A hand appeared in the doorway and then a man emerged from the darkness, stepping into the room. The man she wanted to see least in the world.

“Hello, Kerry. Enjoying your vacation?”

“What are you doing here, Edward?” she asked, backing slowly away from him until she reached the window. He looked happy but his smile didn’t touch his eyes. They were filled with darkness. He was going to hurt her again. She wished her hands would stop trembling.

“Did you think I’d forgotten about The Saga of Callum MacLeod? You banged on about it often enough. Your favorite book, remember? Godawful and clearly written by a talentless moron. Kerry the fair maiden and her highlander hero. I could never compete with him, could I? I was only real and here while he was dead and buried eight hundred years ago. Why wouldn’t you want him over me?”

“Are you jealous of a character in a book?” She kicked herself. Don’t give him anything. He’ll only use it as ammunition.

“I’m not jealous of anyone.” He stood blocking the doorway. “You know you stabbed me in my heart when you left? How could you do that to me? Why would you hurt me like that?”

“Don’t,” she said, shaking her head, trying to control her racing heart.

“Don’t what? Don’t tell my partner how much she hurt me when she ran out of my life? It’s time to go home, Kerry. With me.”

“I’m not your partner anymore, Edward.”

“Yes -,” he yelled before gaining control of his temper, “- you are. You don’t get to just walk away like this. After everything I’ve done for you, how could you? You made me look a fool at the golf club. I had to cancel the engagement party. Lost the deposit as well. I suppose you’re happy about that too?”

“You hurt me,” she said quietly, unable to look him in the eye. She cursed herself. Kerry in The Saga would be brave enough to look her enemies in the eye.

He took a step toward her. “You hurt me more. You know I hate having to punish you. If you’d just do as you were told, it wouldn’t have to be like that.”

“Leave me alone, Edward.”

“It’s time to come home, Kerry. Put all this behind us.”

“I’m not going anywhere with you.”

“Yes you are.” The words were a distraction. He pounced as he spoke, his arms outstretched, reaching straight for her neck. He always went for her neck first.

She shrieked, leaning back away from him, forgetting she was in front of the window. Her legs tipped back over the sill and then with a sickening lurch in her stomach she fell out of the tower.

For a brief moment time stood still and she could see his arms stretching toward her, almost touching but not quite. Then the moment passed and she began to plummet down to earth, the tower walls rushing past, the ground coming up far too fast. There was the sound of wind whistling past, then a thud, and then it all went black.
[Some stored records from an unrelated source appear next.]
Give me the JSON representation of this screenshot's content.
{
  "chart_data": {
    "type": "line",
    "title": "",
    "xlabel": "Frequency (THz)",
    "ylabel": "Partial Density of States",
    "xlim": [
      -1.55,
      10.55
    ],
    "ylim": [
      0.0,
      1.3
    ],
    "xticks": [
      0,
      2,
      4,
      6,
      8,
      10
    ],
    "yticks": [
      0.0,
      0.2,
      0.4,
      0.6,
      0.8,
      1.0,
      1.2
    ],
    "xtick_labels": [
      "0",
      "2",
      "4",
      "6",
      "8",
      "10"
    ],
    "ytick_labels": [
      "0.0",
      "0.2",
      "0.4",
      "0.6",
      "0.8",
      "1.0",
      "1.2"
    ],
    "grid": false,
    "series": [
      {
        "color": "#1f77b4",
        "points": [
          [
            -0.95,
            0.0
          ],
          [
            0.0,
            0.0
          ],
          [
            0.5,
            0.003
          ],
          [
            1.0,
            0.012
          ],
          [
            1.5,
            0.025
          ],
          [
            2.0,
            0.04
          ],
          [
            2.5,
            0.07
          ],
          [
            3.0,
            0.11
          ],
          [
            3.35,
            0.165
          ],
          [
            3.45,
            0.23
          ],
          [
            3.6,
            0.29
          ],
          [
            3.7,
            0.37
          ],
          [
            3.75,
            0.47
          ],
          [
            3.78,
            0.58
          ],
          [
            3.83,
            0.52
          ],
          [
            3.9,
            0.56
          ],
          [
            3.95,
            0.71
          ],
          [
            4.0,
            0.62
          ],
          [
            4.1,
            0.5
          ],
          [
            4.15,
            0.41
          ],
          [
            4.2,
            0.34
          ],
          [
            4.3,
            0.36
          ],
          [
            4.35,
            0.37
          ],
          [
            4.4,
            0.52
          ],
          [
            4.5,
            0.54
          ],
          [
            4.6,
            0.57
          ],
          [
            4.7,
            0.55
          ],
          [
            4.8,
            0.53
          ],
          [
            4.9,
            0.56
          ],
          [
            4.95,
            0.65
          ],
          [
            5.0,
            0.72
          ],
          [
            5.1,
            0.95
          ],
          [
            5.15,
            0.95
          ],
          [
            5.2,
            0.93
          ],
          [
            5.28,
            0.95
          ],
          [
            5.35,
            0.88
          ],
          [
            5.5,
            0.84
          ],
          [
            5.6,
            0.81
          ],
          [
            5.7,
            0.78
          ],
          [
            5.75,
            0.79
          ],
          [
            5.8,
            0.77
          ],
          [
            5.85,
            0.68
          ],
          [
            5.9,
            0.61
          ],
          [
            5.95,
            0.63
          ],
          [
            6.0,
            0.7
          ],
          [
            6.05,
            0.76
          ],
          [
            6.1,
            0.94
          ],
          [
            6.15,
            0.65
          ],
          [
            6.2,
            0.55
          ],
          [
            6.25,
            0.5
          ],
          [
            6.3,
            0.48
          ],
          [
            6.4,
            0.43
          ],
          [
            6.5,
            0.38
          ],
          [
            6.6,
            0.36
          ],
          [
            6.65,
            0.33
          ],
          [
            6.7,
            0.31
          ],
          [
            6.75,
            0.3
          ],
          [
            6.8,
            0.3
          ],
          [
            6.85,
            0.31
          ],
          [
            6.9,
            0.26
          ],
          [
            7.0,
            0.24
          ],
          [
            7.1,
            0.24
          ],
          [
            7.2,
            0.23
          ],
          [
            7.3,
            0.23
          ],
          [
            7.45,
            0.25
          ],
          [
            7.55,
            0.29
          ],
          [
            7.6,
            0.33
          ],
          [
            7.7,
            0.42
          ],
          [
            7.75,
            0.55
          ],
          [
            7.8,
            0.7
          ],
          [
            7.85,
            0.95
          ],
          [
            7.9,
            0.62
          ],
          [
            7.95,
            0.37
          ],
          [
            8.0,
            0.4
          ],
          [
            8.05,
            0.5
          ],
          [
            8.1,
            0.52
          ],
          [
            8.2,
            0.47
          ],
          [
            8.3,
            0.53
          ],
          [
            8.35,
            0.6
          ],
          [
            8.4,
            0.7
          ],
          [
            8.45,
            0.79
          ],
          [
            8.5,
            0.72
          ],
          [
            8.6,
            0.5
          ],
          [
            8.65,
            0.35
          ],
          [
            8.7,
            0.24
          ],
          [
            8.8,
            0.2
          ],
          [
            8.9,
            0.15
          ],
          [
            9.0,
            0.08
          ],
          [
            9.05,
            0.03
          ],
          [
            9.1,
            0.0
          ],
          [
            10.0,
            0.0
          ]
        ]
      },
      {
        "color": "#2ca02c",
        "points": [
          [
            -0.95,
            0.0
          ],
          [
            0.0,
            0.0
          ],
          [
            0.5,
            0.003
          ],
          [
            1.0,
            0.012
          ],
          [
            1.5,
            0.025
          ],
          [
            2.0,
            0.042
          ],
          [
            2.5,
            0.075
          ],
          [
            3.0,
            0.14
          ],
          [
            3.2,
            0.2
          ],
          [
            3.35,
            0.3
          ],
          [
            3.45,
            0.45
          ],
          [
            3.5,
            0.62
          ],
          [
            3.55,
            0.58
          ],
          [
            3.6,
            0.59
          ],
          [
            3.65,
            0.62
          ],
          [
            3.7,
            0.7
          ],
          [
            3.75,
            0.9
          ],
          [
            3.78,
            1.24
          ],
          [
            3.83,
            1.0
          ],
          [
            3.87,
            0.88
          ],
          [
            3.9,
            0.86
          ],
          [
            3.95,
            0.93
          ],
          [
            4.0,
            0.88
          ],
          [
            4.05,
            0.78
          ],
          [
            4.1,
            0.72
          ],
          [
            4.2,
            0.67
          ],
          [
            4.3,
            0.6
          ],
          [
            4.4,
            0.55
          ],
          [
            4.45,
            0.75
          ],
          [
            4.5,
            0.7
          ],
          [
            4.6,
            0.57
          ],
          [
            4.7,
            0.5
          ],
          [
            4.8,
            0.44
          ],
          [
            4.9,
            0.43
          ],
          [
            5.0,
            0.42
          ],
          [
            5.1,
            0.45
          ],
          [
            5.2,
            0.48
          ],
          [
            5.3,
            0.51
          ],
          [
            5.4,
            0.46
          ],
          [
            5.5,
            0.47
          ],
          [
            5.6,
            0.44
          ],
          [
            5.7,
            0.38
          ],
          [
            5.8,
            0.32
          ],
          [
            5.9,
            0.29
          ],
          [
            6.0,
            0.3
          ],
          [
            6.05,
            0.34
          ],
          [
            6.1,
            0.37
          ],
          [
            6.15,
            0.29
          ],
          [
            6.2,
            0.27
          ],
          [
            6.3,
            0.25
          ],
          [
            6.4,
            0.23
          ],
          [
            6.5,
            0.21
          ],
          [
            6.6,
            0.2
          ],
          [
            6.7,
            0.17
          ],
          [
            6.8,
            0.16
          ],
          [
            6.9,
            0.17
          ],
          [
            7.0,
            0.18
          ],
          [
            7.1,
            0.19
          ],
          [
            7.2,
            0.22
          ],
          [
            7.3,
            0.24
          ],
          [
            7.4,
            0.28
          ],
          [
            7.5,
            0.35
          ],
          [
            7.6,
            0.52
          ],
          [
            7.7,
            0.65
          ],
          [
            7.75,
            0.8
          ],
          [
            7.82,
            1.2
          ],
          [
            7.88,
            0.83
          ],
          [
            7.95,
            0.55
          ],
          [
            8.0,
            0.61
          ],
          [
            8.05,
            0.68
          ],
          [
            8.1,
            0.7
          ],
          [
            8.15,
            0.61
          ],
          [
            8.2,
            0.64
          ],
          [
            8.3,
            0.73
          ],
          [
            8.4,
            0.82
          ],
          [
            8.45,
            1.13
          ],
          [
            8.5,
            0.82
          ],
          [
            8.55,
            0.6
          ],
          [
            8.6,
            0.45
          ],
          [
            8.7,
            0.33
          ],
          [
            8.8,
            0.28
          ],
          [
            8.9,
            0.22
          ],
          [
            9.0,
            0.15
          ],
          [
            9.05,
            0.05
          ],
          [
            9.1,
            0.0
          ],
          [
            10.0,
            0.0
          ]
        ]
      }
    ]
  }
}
When she opened her eyes she had no idea what was happening. All she knew was she was laid on her back with a splitting headache and two women in wimples looking down at her. “Praise the Lord,” one said in a broad Scottish accent, touching her on the forehead as she did so. “She lives.”

She tried to sit up but she couldn’t manage it. Behind the women she could see a castle tower. There was something familiar about it but she couldn’t place it.

A jolt to her memory. A castle. She’d been on a trip to a castle recently. It couldn’t be the same one of course. The one she’d visited was ruined and broken apart from one tower. This place looked brand new. It had flags flying, a slate tile roof covering the keep, guards on the battlements, whitewash on the walls.

“Call for the apothecary,” the older of the two women said to her colleague who ran off at once. “Are you still with us, lass?”

She tried to answer but the heavy veil was descending again. A second later all was darkness.